The art directors reviewed portfolios, offered suggestions and, in some cases, scribbled down names and phone numbers. Job offer or not, at the very least it was like having a seasoned job coach critique a resumé, remembering that for these people, the resumé is a folder of advertisements, either for real products or made-up ones.
It had been a big day for David Adams, 23, of Philadelphia's Olney section.
Earlier, he attended his graduation at the University of the Arts. The ceremony ended at 4 p.m. and by 4:30 p.m., the illustrator was on the subway, with his portfolio, headed to Lincoln Financial Field, dressed in a stiffly pressed purple shirt, his hair arranged in neat cornrows.
"I'm going straight for a job," he said. "I've done a little freelance work, but this is my first time to get into the corporate side."
Adams captured the attention of Manos Sifakis, president of Customedialabs, an interactive media agency in Wayne.
"This is very good," he said, as he turned the pages in Adams' portfolio. "Very impressive. You are a superstar. I'll try to hook you up. I do see a lot of potential here."
Later, Sifakis said he enjoyed the event, and was both tired and energized from reviewing nine portfolios in less than three hours.
"It's a rare occasion to have such an event," he said, "because we're not considered a creative capital, but we need to show the rest of the world that this area has talent."
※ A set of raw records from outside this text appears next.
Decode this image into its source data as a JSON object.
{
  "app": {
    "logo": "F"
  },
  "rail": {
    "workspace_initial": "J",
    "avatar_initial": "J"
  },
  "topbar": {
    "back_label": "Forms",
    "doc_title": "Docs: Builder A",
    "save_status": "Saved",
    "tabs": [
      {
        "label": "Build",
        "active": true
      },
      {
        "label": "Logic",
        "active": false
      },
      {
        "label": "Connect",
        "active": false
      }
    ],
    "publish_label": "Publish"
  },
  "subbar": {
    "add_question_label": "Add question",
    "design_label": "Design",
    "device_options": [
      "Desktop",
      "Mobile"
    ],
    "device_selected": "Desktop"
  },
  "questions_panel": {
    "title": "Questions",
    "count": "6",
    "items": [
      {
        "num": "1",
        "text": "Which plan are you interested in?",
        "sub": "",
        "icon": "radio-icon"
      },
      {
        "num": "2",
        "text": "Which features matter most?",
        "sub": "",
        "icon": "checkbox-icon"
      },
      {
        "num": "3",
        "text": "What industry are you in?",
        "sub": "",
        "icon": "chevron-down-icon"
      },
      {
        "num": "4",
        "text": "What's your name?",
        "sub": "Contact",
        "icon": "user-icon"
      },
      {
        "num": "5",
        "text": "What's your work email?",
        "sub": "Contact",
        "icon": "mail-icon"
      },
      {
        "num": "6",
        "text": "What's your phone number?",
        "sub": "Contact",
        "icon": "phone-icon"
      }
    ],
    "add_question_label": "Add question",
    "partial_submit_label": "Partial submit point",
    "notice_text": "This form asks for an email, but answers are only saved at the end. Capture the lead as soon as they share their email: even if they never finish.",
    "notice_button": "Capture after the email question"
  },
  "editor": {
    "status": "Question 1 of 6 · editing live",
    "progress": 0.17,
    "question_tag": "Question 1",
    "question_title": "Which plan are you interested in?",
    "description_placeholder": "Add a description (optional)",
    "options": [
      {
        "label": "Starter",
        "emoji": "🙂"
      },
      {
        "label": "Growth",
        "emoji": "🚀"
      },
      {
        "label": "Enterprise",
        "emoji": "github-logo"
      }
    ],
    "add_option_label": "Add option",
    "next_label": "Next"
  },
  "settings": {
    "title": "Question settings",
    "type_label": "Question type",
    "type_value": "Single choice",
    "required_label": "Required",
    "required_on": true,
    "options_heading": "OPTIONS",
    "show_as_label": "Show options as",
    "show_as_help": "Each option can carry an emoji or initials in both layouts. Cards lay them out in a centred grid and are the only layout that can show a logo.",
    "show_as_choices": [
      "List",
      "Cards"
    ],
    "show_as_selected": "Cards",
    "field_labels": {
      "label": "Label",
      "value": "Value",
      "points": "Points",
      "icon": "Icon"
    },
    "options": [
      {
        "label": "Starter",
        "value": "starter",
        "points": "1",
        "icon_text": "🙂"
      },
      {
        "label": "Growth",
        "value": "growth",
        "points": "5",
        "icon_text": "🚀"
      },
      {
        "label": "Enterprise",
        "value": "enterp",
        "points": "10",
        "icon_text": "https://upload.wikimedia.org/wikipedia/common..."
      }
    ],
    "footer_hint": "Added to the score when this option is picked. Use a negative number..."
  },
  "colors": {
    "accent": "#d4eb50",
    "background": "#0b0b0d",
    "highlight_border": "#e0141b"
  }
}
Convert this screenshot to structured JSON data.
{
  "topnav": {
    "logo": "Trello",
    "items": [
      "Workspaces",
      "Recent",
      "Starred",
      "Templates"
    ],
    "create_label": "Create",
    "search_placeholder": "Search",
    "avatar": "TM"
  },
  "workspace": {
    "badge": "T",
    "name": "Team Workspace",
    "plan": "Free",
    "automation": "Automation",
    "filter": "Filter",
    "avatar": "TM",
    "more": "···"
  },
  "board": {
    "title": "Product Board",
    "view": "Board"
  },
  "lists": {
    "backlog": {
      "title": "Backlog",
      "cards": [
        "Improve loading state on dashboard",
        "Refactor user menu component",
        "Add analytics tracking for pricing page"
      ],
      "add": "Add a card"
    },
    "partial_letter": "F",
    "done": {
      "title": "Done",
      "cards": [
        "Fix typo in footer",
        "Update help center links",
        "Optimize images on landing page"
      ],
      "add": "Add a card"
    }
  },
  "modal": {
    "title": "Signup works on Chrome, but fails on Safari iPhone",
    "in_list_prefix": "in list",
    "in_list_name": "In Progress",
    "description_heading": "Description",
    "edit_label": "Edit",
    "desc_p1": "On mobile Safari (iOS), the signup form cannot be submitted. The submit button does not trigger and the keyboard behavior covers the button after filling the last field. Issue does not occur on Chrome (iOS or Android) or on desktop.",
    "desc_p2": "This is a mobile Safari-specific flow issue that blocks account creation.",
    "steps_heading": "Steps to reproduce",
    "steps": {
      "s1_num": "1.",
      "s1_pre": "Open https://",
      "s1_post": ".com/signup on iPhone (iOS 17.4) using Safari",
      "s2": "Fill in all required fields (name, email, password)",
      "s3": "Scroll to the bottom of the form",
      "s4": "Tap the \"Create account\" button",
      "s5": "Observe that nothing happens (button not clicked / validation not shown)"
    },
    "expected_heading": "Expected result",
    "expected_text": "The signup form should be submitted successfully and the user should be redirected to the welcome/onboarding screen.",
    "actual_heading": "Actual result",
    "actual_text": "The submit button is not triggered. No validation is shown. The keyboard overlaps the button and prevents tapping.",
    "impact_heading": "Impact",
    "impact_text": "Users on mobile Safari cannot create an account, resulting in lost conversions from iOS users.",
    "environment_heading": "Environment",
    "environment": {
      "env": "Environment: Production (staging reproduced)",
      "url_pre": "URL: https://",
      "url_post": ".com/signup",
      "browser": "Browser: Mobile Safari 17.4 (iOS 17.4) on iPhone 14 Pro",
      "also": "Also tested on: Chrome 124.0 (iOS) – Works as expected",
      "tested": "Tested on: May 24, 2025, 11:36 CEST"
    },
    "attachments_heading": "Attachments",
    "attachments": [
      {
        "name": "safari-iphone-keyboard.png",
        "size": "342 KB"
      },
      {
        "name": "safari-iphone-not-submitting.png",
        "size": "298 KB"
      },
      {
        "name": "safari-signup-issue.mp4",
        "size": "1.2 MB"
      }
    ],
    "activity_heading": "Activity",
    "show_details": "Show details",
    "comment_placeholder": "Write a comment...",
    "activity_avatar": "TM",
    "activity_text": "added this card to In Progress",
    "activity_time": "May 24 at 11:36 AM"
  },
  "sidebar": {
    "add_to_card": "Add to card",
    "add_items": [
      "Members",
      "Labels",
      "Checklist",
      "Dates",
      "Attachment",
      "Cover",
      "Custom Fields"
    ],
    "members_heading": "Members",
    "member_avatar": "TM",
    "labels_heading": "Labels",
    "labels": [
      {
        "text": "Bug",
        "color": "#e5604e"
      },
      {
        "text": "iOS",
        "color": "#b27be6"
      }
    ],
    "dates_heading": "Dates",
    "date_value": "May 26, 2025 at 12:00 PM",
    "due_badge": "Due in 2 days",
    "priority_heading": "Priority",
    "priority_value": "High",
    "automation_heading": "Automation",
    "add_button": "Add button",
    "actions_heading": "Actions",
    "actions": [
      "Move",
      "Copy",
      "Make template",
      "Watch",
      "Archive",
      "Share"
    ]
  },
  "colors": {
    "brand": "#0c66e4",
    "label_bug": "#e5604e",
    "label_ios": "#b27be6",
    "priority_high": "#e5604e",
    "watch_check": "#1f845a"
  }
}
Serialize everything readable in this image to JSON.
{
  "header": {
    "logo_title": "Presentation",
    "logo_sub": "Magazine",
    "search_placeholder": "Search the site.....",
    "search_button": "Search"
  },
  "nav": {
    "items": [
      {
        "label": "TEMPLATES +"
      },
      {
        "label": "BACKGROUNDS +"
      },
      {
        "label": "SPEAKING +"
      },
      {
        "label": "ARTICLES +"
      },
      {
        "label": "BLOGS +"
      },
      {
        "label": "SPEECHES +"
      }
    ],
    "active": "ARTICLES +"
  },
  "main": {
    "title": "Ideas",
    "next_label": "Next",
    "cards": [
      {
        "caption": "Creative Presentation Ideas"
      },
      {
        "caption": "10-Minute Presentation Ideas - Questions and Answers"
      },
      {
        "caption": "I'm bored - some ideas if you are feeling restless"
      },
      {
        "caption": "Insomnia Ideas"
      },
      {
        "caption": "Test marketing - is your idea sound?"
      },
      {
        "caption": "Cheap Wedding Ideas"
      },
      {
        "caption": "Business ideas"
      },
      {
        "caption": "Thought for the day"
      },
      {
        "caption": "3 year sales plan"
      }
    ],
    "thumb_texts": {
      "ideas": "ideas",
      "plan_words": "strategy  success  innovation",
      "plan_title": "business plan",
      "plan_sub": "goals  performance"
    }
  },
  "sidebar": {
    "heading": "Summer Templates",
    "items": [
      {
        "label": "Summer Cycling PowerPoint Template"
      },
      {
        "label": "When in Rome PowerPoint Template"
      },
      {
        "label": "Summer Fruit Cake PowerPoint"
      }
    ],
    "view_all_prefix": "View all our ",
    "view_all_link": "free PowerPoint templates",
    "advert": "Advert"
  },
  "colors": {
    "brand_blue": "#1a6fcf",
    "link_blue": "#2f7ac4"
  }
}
In this economy, he said, his agency managed to save every job. "We threw profit out," he said. And now, like other agencies, he has an opening or two, which is why he wants to help guide the young people.
"It's so critical to have that good first start," he said.
As for the applicants and their attire?
"It's almost expected," he said. "The creative world is a highly expressive world. In advertising, you are a brand. Especially when you are starting out, because you don't have a lot in your portfolio, you have to carry your brand with what you are wearing, how you carry yourself, even your glasses."
Like the other professionals at Portfolio Night, Sifakis praised the talent he saw, but, he and others said, there is a shortage of skills and strategic thinking in relating the digital experience to advertising. "The educational institutions are not providing that," he said. "It's a shame."